Great for the Ivory Tower of Science, but how useful is this to us in arboriculture? For starters, the common naming system serves tree care professionals as well as it does scientists. “Cedar” is one of those common names that applies to dozens of different species, so having a lexicon to distinguish a Thuja from a Juniperus from a Cedrus from a Calcocedrus is very handy. As a general rule, closely related plants have similar characteristics, so even if we have never pruned a Manchurian ash (Fraxinus mandshurica), our experience on native green ash (Fraxinus pennsylvatica) may give us insights that make the job easier and safer. Closely related species are also often susceptible to the same issues, thus we are employing taxonomy when we avoid planting an Austrian pine where a Scots pine just died if we suspect pine wilt nematode was the cause. When we are developing a new rate for a species-specific treatment, such as a tree growth regulator, we look to known rates on their relatives as the starting point.

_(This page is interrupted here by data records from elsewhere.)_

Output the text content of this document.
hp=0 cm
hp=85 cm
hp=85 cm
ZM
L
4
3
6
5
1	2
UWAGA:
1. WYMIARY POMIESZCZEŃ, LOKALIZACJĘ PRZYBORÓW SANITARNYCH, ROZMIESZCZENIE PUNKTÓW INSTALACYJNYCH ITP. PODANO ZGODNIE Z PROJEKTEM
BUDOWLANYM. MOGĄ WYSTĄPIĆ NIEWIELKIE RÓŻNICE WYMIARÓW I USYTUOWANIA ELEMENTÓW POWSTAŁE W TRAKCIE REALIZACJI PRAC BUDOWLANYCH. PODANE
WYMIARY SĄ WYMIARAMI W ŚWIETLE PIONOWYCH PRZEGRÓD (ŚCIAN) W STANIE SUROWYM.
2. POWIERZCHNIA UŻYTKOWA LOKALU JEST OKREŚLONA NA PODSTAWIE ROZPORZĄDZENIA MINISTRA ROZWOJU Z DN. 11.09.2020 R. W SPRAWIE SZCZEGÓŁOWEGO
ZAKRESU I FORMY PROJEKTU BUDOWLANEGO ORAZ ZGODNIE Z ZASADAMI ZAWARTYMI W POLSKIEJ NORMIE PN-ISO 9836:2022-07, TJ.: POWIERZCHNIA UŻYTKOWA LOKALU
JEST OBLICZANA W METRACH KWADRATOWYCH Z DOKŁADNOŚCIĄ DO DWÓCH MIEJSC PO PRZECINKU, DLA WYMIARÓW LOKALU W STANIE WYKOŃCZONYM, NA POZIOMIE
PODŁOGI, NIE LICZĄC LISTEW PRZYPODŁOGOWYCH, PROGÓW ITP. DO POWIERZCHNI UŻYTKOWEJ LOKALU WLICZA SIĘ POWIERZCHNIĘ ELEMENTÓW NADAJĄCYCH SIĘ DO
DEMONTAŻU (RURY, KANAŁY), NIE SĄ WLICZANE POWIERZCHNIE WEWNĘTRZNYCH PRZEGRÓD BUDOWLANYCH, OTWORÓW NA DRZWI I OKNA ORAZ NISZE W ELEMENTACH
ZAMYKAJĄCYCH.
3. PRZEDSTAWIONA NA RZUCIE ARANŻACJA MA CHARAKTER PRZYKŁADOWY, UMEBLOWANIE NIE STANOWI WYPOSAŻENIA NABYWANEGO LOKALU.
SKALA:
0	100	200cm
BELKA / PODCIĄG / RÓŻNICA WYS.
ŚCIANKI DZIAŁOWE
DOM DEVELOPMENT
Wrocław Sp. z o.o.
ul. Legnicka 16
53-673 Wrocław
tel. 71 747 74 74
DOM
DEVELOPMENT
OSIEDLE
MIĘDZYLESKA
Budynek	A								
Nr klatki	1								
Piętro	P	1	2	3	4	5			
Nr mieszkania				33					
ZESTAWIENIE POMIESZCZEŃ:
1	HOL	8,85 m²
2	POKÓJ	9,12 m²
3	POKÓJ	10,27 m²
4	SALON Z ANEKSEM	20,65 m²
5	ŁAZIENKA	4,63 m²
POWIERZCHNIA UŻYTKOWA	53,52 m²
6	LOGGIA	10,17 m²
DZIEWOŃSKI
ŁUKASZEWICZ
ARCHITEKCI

Knowing taxonomy helps not only with managing trees, but the pests of trees as well. Many of the tools we use to combat insect and fungal pests are specific to a limited group. For example, the neonicotinoids, such as imidacloprid, will easily control insects in the Hymenoptera, Hemiptera and Coleoptera Orders but are not effective on insects in the Order Lepidoptera. This is likely due to a common ancestor of modern moths and butterflies developing a neuro pathway different than the other insects. They lack the same binding sites in their brains that make them susceptible to the neonicotinoid treatments. If you were looking to protect an oak tree from both gypsy moth (a Lepidopteran insect) and two-lined chestnut borer (a Coleopteran insect) with one treatment, your knowledge of taxonomy will help you select a treatment effective for both.
Taxonomy provides the organization and the standardization that was necessary to understand the differences and similarities of life. Although natural science students around the world will continue to dread the memorization of this seemingly foreign language, it is one of the cornerstones of the science of arboriculture. Now, if we can just get homeowners to stop calling all evergreens “pines”…
Brandon Gallagher Watson is director of communications at Rainbow Treecare Scientific Advancements, and is an ISA Certified Arborist (#MN-4086A).